Twitterverse demographics

August 28, 2009 in Internet

I spoke too soon - another post from ReadWriteWeb manages to frustrate yet again. In an article claiming that teenage use of Twitter is on the rise, they present this chart:

Let's do what RWW did not and actually think about what this graph is showing. For each age group, their use of Twitter is plotted over time, relative to their use of the internet as a whole. In other words, this is a visualization of the relative composition of the Twitterverse. If all age groups used Twitter similarly to their overall internet consumption, then all the lines would be at 100.

I do find it amusing that RWW has a almost cliched "statistics can be misleading" section in its article, which fails to note the single most important caveat (unsurprisingly, given their misinterpretation of the chart): increased participation by any one age group must be offset by decreasing participation by another. So the rise in the "12-24" line is equally and exactly offset by declines in the adult groups. Kind of a different headline, isn't it: "Adults Abandon Twitter!" And yet, it's based on the exact same information.

At this time we should note that just two days ago, the Times ran an article called "Who's Driving Twitter's Popularity? Not Teens."

The key here is that we don't know whether teens are using Twitter more or adults are using it less. All we know is that if you look at the Twitter userbase, teenagers form a greater percent of the community than they used to - even though the absolute number of teenage Twitterers could be static or even dropping (if adult use was falling off at a greater rate).

What's much more interesting is that for the first time, teens are using Twitter disproportionately - they are a larger demographic of the Twitterverse than the internet generally.
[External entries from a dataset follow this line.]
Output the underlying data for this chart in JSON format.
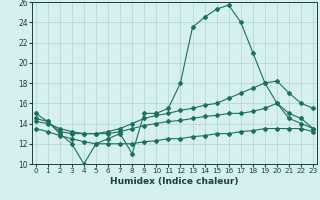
{
  "xlabel": "Humidex (Indice chaleur)",
  "x": [
    0,
    1,
    2,
    3,
    4,
    5,
    6,
    7,
    8,
    9,
    10,
    11,
    12,
    13,
    14,
    15,
    16,
    17,
    18,
    19,
    20,
    21,
    22,
    23
  ],
  "line1": [
    15.0,
    14.2,
    13.0,
    12.0,
    10.0,
    12.0,
    12.5,
    13.0,
    11.0,
    15.0,
    15.0,
    15.5,
    18.0,
    23.5,
    24.5,
    25.3,
    25.7,
    24.0,
    21.0,
    18.0,
    16.0,
    14.5,
    14.0,
    13.5
  ],
  "line2": [
    14.5,
    14.2,
    13.2,
    13.0,
    13.0,
    13.0,
    13.2,
    13.5,
    14.0,
    14.5,
    14.8,
    15.0,
    15.3,
    15.5,
    15.8,
    16.0,
    16.5,
    17.0,
    17.5,
    18.0,
    18.2,
    17.0,
    16.0,
    15.5
  ],
  "line3": [
    14.2,
    14.0,
    13.5,
    13.2,
    13.0,
    13.0,
    13.0,
    13.2,
    13.5,
    13.8,
    14.0,
    14.2,
    14.3,
    14.5,
    14.7,
    14.8,
    15.0,
    15.0,
    15.2,
    15.5,
    16.0,
    15.0,
    14.5,
    13.5
  ],
  "line4": [
    13.5,
    13.2,
    12.8,
    12.5,
    12.2,
    12.0,
    12.0,
    12.0,
    12.0,
    12.2,
    12.3,
    12.5,
    12.5,
    12.7,
    12.8,
    13.0,
    13.0,
    13.2,
    13.3,
    13.5,
    13.5,
    13.5,
    13.5,
    13.2
  ],
  "bg_color": "#d6efef",
  "grid_color": "#b8d8d8",
  "line_color": "#1a7060",
  "ylim": [
    10,
    26
  ],
  "xlim": [
    -0.3,
    23.3
  ]
}
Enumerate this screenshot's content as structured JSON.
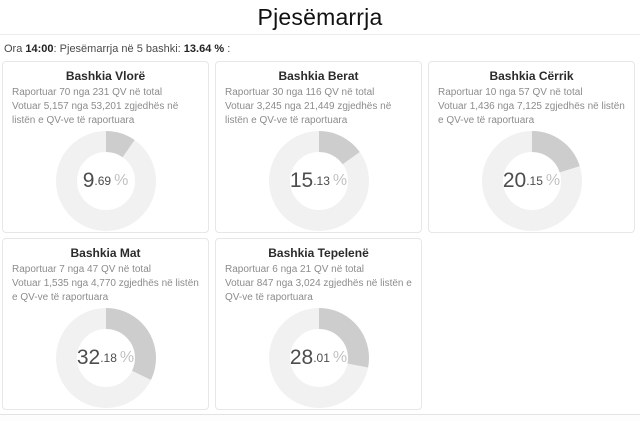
{
  "header": {
    "title": "Pjesëmarrja"
  },
  "summary": {
    "time": "14:00",
    "municipalities": 5,
    "total_percent": "13.64 %",
    "parts": [
      {
        "text": "Ora ",
        "bold": false
      },
      {
        "text": "14:00",
        "bold": true
      },
      {
        "text": ": Pjesëmarrja në 5 bashki: ",
        "bold": false
      },
      {
        "text": "13.64 %",
        "bold": true
      },
      {
        "text": " :",
        "bold": false
      }
    ]
  },
  "colors": {
    "donut_track": "#f1f1f1",
    "donut_slice": "#cdcdcd",
    "percent_number": "#4d4d4d",
    "percent_sign": "#c2c2c2",
    "card_border": "#e7e7e7",
    "body_text": "#8c8c8c"
  },
  "chart_data": [
    {
      "type": "donut",
      "title": "Bashkia Vlorë",
      "percent": 9.69,
      "center_label": "9.69 %",
      "reported_line": "Raportuar 70 nga 231 QV në total",
      "voted_line": "Votuar 5,157 nga 53,201 zgjedhës në listën e QV-ve të raportuara"
    },
    {
      "type": "donut",
      "title": "Bashkia Berat",
      "percent": 15.13,
      "center_label": "15.13 %",
      "reported_line": "Raportuar 30 nga 116 QV në total",
      "voted_line": "Votuar 3,245 nga 21,449 zgjedhës në listën e QV-ve të raportuara"
    },
    {
      "type": "donut",
      "title": "Bashkia Cërrik",
      "percent": 20.15,
      "center_label": "20.15 %",
      "reported_line": "Raportuar 10 nga 57 QV në total",
      "voted_line": "Votuar 1,436 nga 7,125 zgjedhës në listën e QV-ve të raportuara"
    },
    {
      "type": "donut",
      "title": "Bashkia Mat",
      "percent": 32.18,
      "center_label": "32.18 %",
      "reported_line": "Raportuar 7 nga 47 QV në total",
      "voted_line": "Votuar 1,535 nga 4,770 zgjedhës në listën e QV-ve të raportuara"
    },
    {
      "type": "donut",
      "title": "Bashkia Tepelenë",
      "percent": 28.01,
      "center_label": "28.01 %",
      "reported_line": "Raportuar 6 nga 21 QV në total",
      "voted_line": "Votuar 847 nga 3,024 zgjedhës në listën e QV-ve të raportuara"
    }
  ]
}
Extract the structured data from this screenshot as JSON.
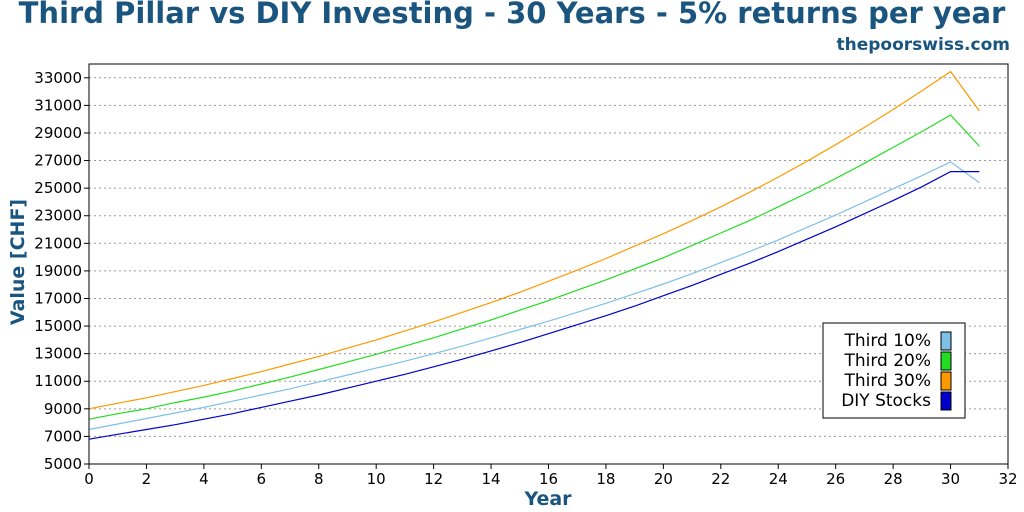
{
  "chart_data": {
    "type": "line",
    "title": "Third Pillar vs DIY Investing - 30 Years - 5% returns per year",
    "source": "thepoorswiss.com",
    "xlabel": "Year",
    "ylabel": "Value [CHF]",
    "xlim": [
      0,
      32
    ],
    "ylim": [
      5000,
      34000
    ],
    "xticks": [
      0,
      2,
      4,
      6,
      8,
      10,
      12,
      14,
      16,
      18,
      20,
      22,
      24,
      26,
      28,
      30,
      32
    ],
    "yticks": [
      5000,
      7000,
      9000,
      11000,
      13000,
      15000,
      17000,
      19000,
      21000,
      23000,
      25000,
      27000,
      29000,
      31000,
      33000
    ],
    "grid": "horizontal dotted",
    "legend_position": "bottom-right",
    "x": [
      0,
      1,
      2,
      3,
      4,
      5,
      6,
      7,
      8,
      9,
      10,
      11,
      12,
      13,
      14,
      15,
      16,
      17,
      18,
      19,
      20,
      21,
      22,
      23,
      24,
      25,
      26,
      27,
      28,
      29,
      30,
      31
    ],
    "series": [
      {
        "name": "Third 10%",
        "color": "#7ec0e6",
        "values": [
          7500,
          7900,
          8300,
          8700,
          9100,
          9550,
          10000,
          10450,
          10950,
          11450,
          11950,
          12450,
          13000,
          13550,
          14150,
          14750,
          15350,
          16000,
          16650,
          17350,
          18050,
          18800,
          19600,
          20400,
          21250,
          22150,
          23050,
          24000,
          24950,
          25900,
          26900,
          25400
        ]
      },
      {
        "name": "Third 20%",
        "color": "#22dd22",
        "values": [
          8250,
          8650,
          9000,
          9450,
          9850,
          10300,
          10800,
          11300,
          11850,
          12400,
          12950,
          13550,
          14150,
          14800,
          15450,
          16150,
          16850,
          17600,
          18350,
          19150,
          19950,
          20850,
          21750,
          22650,
          23650,
          24650,
          25700,
          26800,
          27950,
          29100,
          30300,
          28050
        ]
      },
      {
        "name": "Third 30%",
        "color": "#ff9900",
        "values": [
          9000,
          9400,
          9800,
          10250,
          10700,
          11200,
          11700,
          12250,
          12800,
          13400,
          14000,
          14650,
          15300,
          16000,
          16700,
          17450,
          18250,
          19050,
          19900,
          20800,
          21700,
          22650,
          23650,
          24700,
          25800,
          26950,
          28150,
          29400,
          30700,
          32050,
          33450,
          30600
        ]
      },
      {
        "name": "DIY Stocks",
        "color": "#0000cc",
        "values": [
          6800,
          7150,
          7500,
          7850,
          8250,
          8650,
          9100,
          9550,
          10000,
          10500,
          11000,
          11500,
          12050,
          12600,
          13200,
          13800,
          14450,
          15100,
          15750,
          16450,
          17200,
          17950,
          18750,
          19550,
          20400,
          21300,
          22200,
          23150,
          24100,
          25100,
          26200,
          26200
        ]
      }
    ]
  }
}
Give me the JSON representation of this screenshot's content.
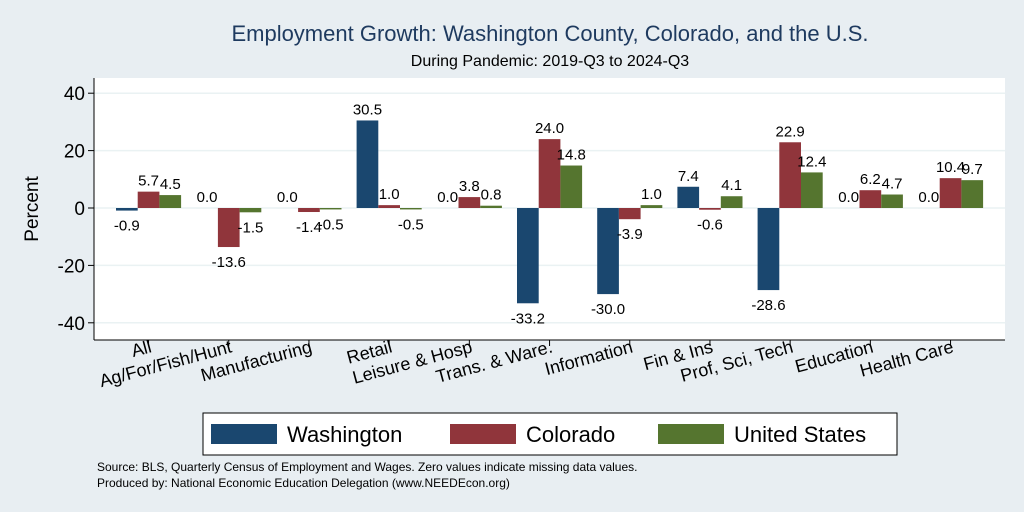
{
  "chart_data": {
    "type": "bar",
    "title": "Employment Growth: Washington County, Colorado, and the U.S.",
    "subtitle": "During Pandemic: 2019-Q3 to 2024-Q3",
    "ylabel": "Percent",
    "xlabel": "",
    "ylim": [
      -45,
      45
    ],
    "yticks": [
      -40,
      -20,
      0,
      20,
      40
    ],
    "ytick_labels": [
      "-40",
      "-20",
      "0",
      "20",
      "40"
    ],
    "grid": true,
    "legend_position": "bottom",
    "categories": [
      "All",
      "Ag/For/Fish/Hunt",
      "Manufacturing",
      "Retail",
      "Leisure & Hosp",
      "Trans. & Ware.",
      "Information",
      "Fin & Ins",
      "Prof, Sci, Tech",
      "Education",
      "Health Care"
    ],
    "series": [
      {
        "name": "Washington",
        "color": "#1a476f",
        "values": [
          -0.9,
          0.0,
          0.0,
          30.5,
          0.0,
          -33.2,
          -30.0,
          7.4,
          -28.6,
          0.0,
          0.0
        ],
        "labels": [
          "-0.9",
          "0.0",
          "0.0",
          "30.5",
          "0.0",
          "-33.2",
          "-30.0",
          "7.4",
          "-28.6",
          "0.0",
          "0.0"
        ]
      },
      {
        "name": "Colorado",
        "color": "#90353b",
        "values": [
          5.7,
          -13.6,
          -1.4,
          1.0,
          3.8,
          24.0,
          -3.9,
          -0.6,
          22.9,
          6.2,
          10.4
        ],
        "labels": [
          "5.7",
          "-13.6",
          "-1.4",
          "1.0",
          "3.8",
          "24.0",
          "-3.9",
          "-0.6",
          "22.9",
          "6.2",
          "10.4"
        ]
      },
      {
        "name": "United States",
        "color": "#55752f",
        "values": [
          4.5,
          -1.5,
          -0.5,
          -0.5,
          0.8,
          14.8,
          1.0,
          4.1,
          12.4,
          4.7,
          9.7
        ],
        "labels": [
          "4.5",
          "-1.5",
          "-0.5",
          "-0.5",
          "0.8",
          "14.8",
          "1.0",
          "4.1",
          "12.4",
          "4.7",
          "9.7"
        ]
      }
    ]
  },
  "footer": {
    "source": "Source: BLS, Quarterly Census of Employment and Wages. Zero values indicate missing data values.",
    "produced_by": "Produced by: National Economic Education Delegation (www.NEEDEcon.org)"
  }
}
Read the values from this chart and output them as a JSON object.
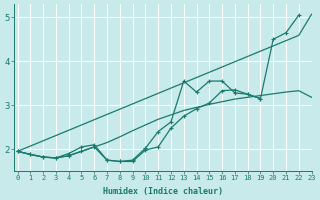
{
  "x_values": [
    0,
    1,
    2,
    3,
    4,
    5,
    6,
    7,
    8,
    9,
    10,
    11,
    12,
    13,
    14,
    15,
    16,
    17,
    18,
    19,
    20,
    21,
    22,
    23
  ],
  "line_straight": [
    1.95,
    2.07,
    2.19,
    2.31,
    2.43,
    2.55,
    2.67,
    2.79,
    2.91,
    3.03,
    3.15,
    3.27,
    3.39,
    3.51,
    3.63,
    3.75,
    3.87,
    3.99,
    4.11,
    4.23,
    4.35,
    4.47,
    4.59,
    5.07
  ],
  "line_smooth": [
    1.95,
    1.88,
    1.82,
    1.8,
    1.85,
    1.95,
    2.05,
    2.15,
    2.28,
    2.42,
    2.55,
    2.68,
    2.78,
    2.88,
    2.95,
    3.02,
    3.08,
    3.14,
    3.18,
    3.22,
    3.26,
    3.3,
    3.33,
    3.18
  ],
  "line_markers1": [
    1.95,
    1.88,
    1.82,
    1.8,
    1.85,
    1.95,
    2.05,
    1.75,
    1.72,
    1.72,
    1.98,
    2.05,
    2.48,
    2.75,
    2.92,
    3.05,
    3.33,
    3.35,
    3.25,
    3.15,
    null,
    null,
    null,
    null
  ],
  "line_markers2": [
    1.95,
    1.88,
    1.82,
    1.8,
    1.9,
    2.05,
    2.1,
    1.75,
    1.72,
    1.75,
    2.02,
    2.4,
    2.62,
    3.55,
    3.3,
    3.55,
    3.55,
    3.28,
    3.25,
    3.15,
    4.5,
    4.65,
    5.05,
    null
  ],
  "xlim": [
    -0.3,
    23
  ],
  "ylim": [
    1.5,
    5.3
  ],
  "yticks": [
    2,
    3,
    4,
    5
  ],
  "xticks": [
    0,
    1,
    2,
    3,
    4,
    5,
    6,
    7,
    8,
    9,
    10,
    11,
    12,
    13,
    14,
    15,
    16,
    17,
    18,
    19,
    20,
    21,
    22,
    23
  ],
  "xlabel": "Humidex (Indice chaleur)",
  "line_color": "#1a7a6e",
  "bg_color": "#c8eaea",
  "grid_color": "#b0d8d8",
  "text_color": "#1a7a6e",
  "tick_label_fontsize": 5.0,
  "xlabel_fontsize": 6.0,
  "marker_size": 2.0,
  "line_width": 0.9
}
But again this gives us no context, and that fact could arise from their increased participation or adult accounts going stagnant.

It's interesting and informative to note that young people are a steadily growing percentage of the Twitterverse. It is a mistake to make assumptions about their number from the graph, however.

I fully expect an article from RWW examining the "massive rise" in "2-11" Tweets - who are these tweeting toddlers? What do they tweet about? And most importantly, how can your marketing strategy take advantage of this trend?

Update: I am not surprised to learn that this graph comes from Silicon Alley Insider's Chart of the Day column. I cringe at the thought of that site's influence.